According to a recent survey by Glassdoor.com 34% of employees are considering a job search within the year and 18% within the next three months. So what can be done to retain your top performers in 2013? Of course the only logical plan is to lock them in the building 24/7 with no phone or outside internet access. That should improve productivity, too!
Ok, that’s not actually logical (or legal), but it might feel like the right option when you picture your perfectly trained, best employee in the hands of a competitor. So before resorting to a federal offense like kidnapping (or really any other federal offense), let’s look at the facts. The first step to a retention plan is to consider why people are on the hunt in the first place.
The top reason cited? Big shock: Money. Money is also one of the top reasons most people are willing to stay in a job.
Most companies don’t have a huge pool of cash to offer to people just in case they may be considering leaving. Still, you might think about giving slightly higher raises to your shining stars, or allowing people to compete for performance-based incentives, meaning they earn more if they contribute to profitability.

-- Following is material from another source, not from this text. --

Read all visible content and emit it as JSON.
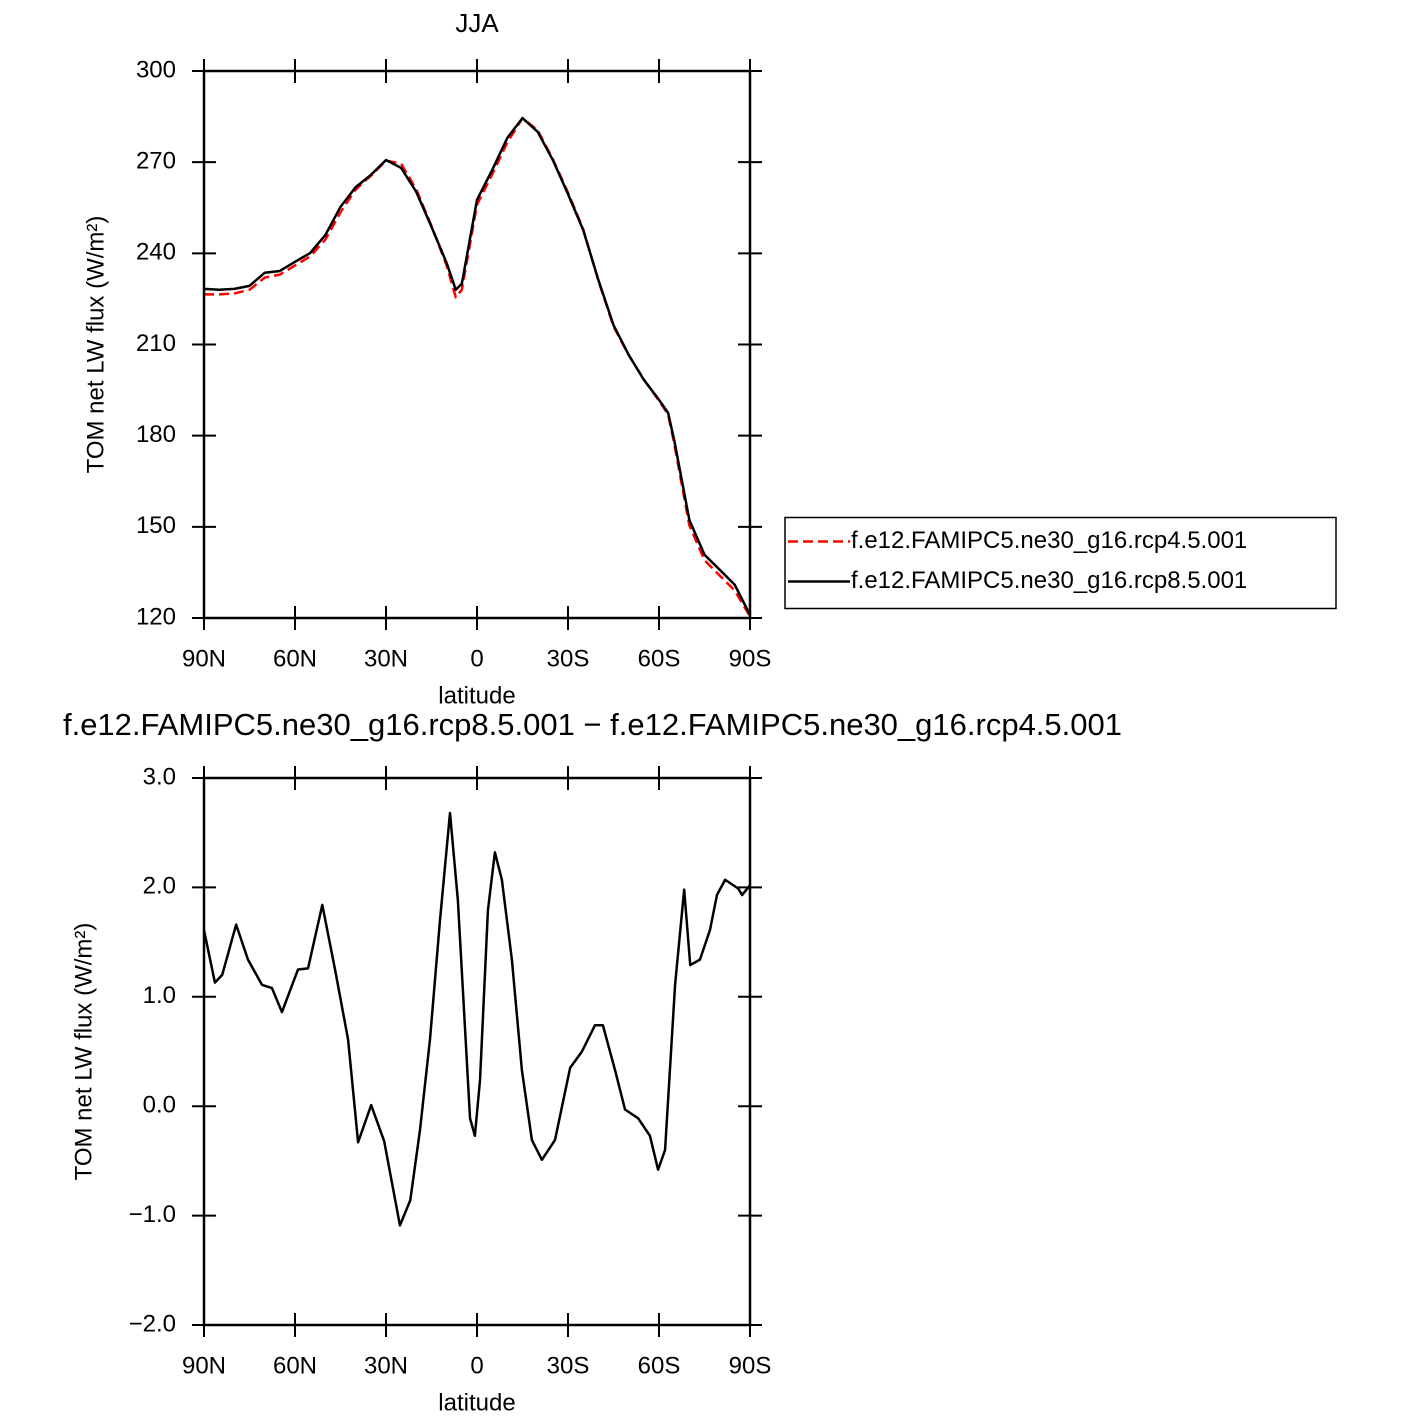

Being able to perceive a chance of a financial increase might be enough to get many to stay put.
Reason number two: Commute.
Here’s what you do: You get a list of the zip codes of your most successful employees and relocate your entire company based on the highest productivity numbers! Yeah… There really isn’t much that can be done about location or commute, but there are some pretty reasonable alternatives. Thanks to the magic of technology, telecommuting is a possibility in a lot of jobs. For jobs where working from home isn’t an option, contemplate offering flextime or nontraditional schedules that will have people on the roads during lower traffic times of the day. Your staff would be quite grateful to have (or be able to work for) one of these options. And gratitude breeds loyalty.

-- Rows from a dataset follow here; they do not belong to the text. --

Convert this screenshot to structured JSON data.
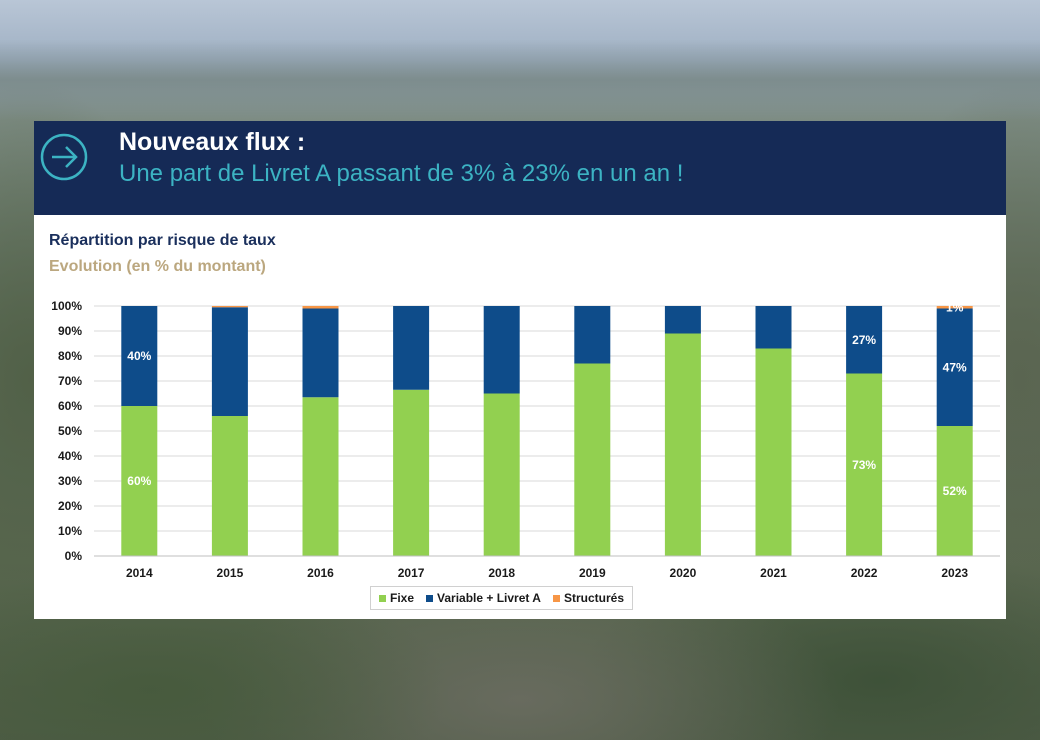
{
  "header": {
    "title": "Nouveaux flux :",
    "subtitle": "Une part de Livret A passant de 3% à 23% en un an !",
    "icon": "arrow-right-circle-icon"
  },
  "chart_data": {
    "type": "bar",
    "stacked": true,
    "title": "Répartition par risque de taux",
    "subtitle": "Evolution (en % du montant)",
    "categories": [
      "2014",
      "2015",
      "2016",
      "2017",
      "2018",
      "2019",
      "2020",
      "2021",
      "2022",
      "2023"
    ],
    "series": [
      {
        "name": "Fixe",
        "color": "#92d050",
        "values": [
          60,
          56,
          63.5,
          66.5,
          65,
          77,
          89,
          83,
          73,
          52
        ],
        "labels": [
          "60%",
          "",
          "",
          "",
          "",
          "",
          "",
          "",
          "73%",
          "52%"
        ]
      },
      {
        "name": "Variable + Livret A",
        "color": "#0e4c8a",
        "values": [
          40,
          43.5,
          35.5,
          33.5,
          35,
          23,
          11,
          17,
          27,
          47
        ],
        "labels": [
          "40%",
          "",
          "",
          "",
          "",
          "",
          "",
          "",
          "27%",
          "47%"
        ]
      },
      {
        "name": "Structurés",
        "color": "#f79646",
        "values": [
          0,
          0.5,
          1,
          0,
          0,
          0,
          0,
          0,
          0,
          1
        ],
        "labels": [
          "",
          "",
          "",
          "",
          "",
          "",
          "",
          "",
          "",
          "1%"
        ]
      }
    ],
    "yticks": [
      "0%",
      "10%",
      "20%",
      "30%",
      "40%",
      "50%",
      "60%",
      "70%",
      "80%",
      "90%",
      "100%"
    ],
    "ylim": [
      0,
      100
    ],
    "grid": true,
    "legend": "bottom"
  }
}
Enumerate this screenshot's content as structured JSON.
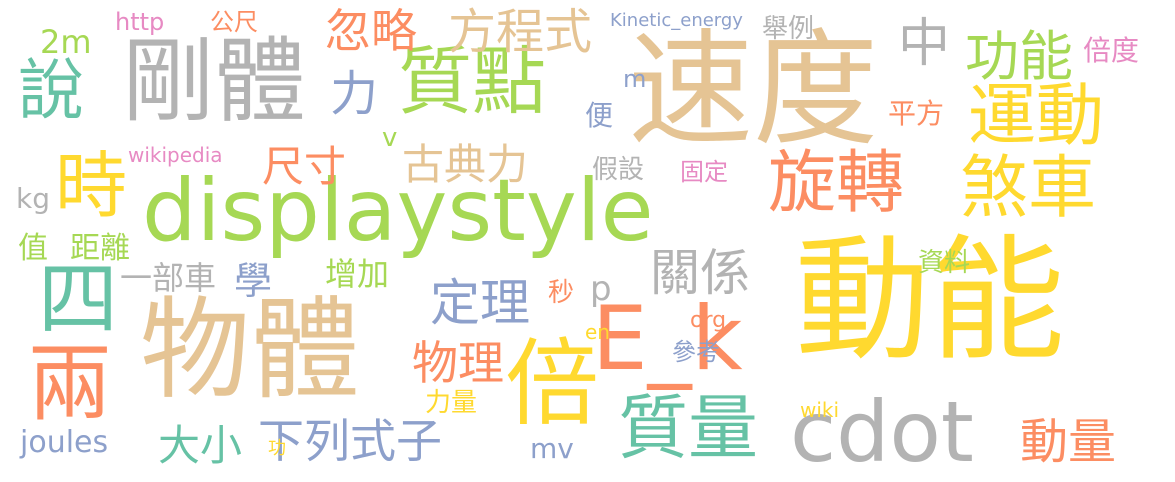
{
  "words": [
    {
      "text": "動能",
      "color": "#ffd92f"
    },
    {
      "text": "速度",
      "color": "#e5c494"
    },
    {
      "text": "displaystyle",
      "color": "#a6d854"
    },
    {
      "text": "物體",
      "color": "#e5c494"
    },
    {
      "text": "剛體",
      "color": "#b3b3b3"
    },
    {
      "text": "質點",
      "color": "#a6d854"
    },
    {
      "text": "運動",
      "color": "#ffd92f"
    },
    {
      "text": "旋轉",
      "color": "#fc8d62"
    },
    {
      "text": "煞車",
      "color": "#ffd92f"
    },
    {
      "text": "倍",
      "color": "#ffd92f"
    },
    {
      "text": "E_k",
      "color": "#fc8d62"
    },
    {
      "text": "cdot",
      "color": "#b3b3b3"
    },
    {
      "text": "質量",
      "color": "#66c2a5"
    },
    {
      "text": "四",
      "color": "#66c2a5"
    },
    {
      "text": "兩",
      "color": "#fc8d62"
    },
    {
      "text": "說",
      "color": "#66c2a5"
    },
    {
      "text": "時",
      "color": "#ffd92f"
    },
    {
      "text": "忽略",
      "color": "#fc8d62"
    },
    {
      "text": "方程式",
      "color": "#e5c494"
    },
    {
      "text": "功能",
      "color": "#a6d854"
    },
    {
      "text": "中",
      "color": "#b3b3b3"
    },
    {
      "text": "力",
      "color": "#8da0cb"
    },
    {
      "text": "古典力",
      "color": "#e5c494"
    },
    {
      "text": "尺寸",
      "color": "#fc8d62"
    },
    {
      "text": "定理",
      "color": "#8da0cb"
    },
    {
      "text": "關係",
      "color": "#b3b3b3"
    },
    {
      "text": "物理",
      "color": "#fc8d62"
    },
    {
      "text": "下列式子",
      "color": "#8da0cb"
    },
    {
      "text": "大小",
      "color": "#66c2a5"
    },
    {
      "text": "動量",
      "color": "#fc8d62"
    },
    {
      "text": "學",
      "color": "#8da0cb"
    },
    {
      "text": "增加",
      "color": "#a6d854"
    },
    {
      "text": "一部車",
      "color": "#b3b3b3"
    },
    {
      "text": "距離",
      "color": "#a6d854"
    },
    {
      "text": "值",
      "color": "#a6d854"
    },
    {
      "text": "2m",
      "color": "#a6d854"
    },
    {
      "text": "http",
      "color": "#e78ac3"
    },
    {
      "text": "公尺",
      "color": "#fc8d62"
    },
    {
      "text": "Kinetic_energy",
      "color": "#8da0cb"
    },
    {
      "text": "舉例",
      "color": "#b3b3b3"
    },
    {
      "text": "倍度",
      "color": "#e78ac3"
    },
    {
      "text": "平方",
      "color": "#fc8d62"
    },
    {
      "text": "便",
      "color": "#8da0cb"
    },
    {
      "text": "m",
      "color": "#8da0cb"
    },
    {
      "text": "v",
      "color": "#a6d854"
    },
    {
      "text": "wikipedia",
      "color": "#e78ac3"
    },
    {
      "text": "假設",
      "color": "#b3b3b3"
    },
    {
      "text": "固定",
      "color": "#e78ac3"
    },
    {
      "text": "kg",
      "color": "#b3b3b3"
    },
    {
      "text": "資料",
      "color": "#a6d854"
    },
    {
      "text": "秒",
      "color": "#fc8d62"
    },
    {
      "text": "p",
      "color": "#b3b3b3"
    },
    {
      "text": "en",
      "color": "#ffd92f"
    },
    {
      "text": "org",
      "color": "#fc8d62"
    },
    {
      "text": "參考",
      "color": "#8da0cb"
    },
    {
      "text": "力量",
      "color": "#ffd92f"
    },
    {
      "text": "joules",
      "color": "#8da0cb"
    },
    {
      "text": "功",
      "color": "#ffd92f"
    },
    {
      "text": "mv",
      "color": "#8da0cb"
    },
    {
      "text": "wiki",
      "color": "#ffd92f"
    }
  ]
}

Number three: Growth opportunities
Finally something with an easy solution. Even if a company doesn’t have much in the way of middle or upper management positions, there are always new responsibilities, training and skills available for an eager worker. A lateral move might be enough to satisfy someone who is looking for diversity. Watch for cross-training interest and opportunities and capitalize on them. In turn, you’ll have a better trained staff, more coverage availability and an idea of potential future managers.
The last big reason: The amount of work
About those added responsibilities… it’s a good idea to check if people are up for them before piling them on. It’s difficult to control productivity, and busier is generally better for the bottom line. Do take care, though, that the work is distributed fairly, and check that you have enough help to get through the average busy day without having to frequently resort to overtime… Maybe it’s time to hire.
Which leads to the good news! Hey, did you hear that 34% of employees surveyed are considering a job search within the year. Now’s your chance to scoop up your competitors’ perfectly trained, best employee. After all, you have a great retention strategy in place!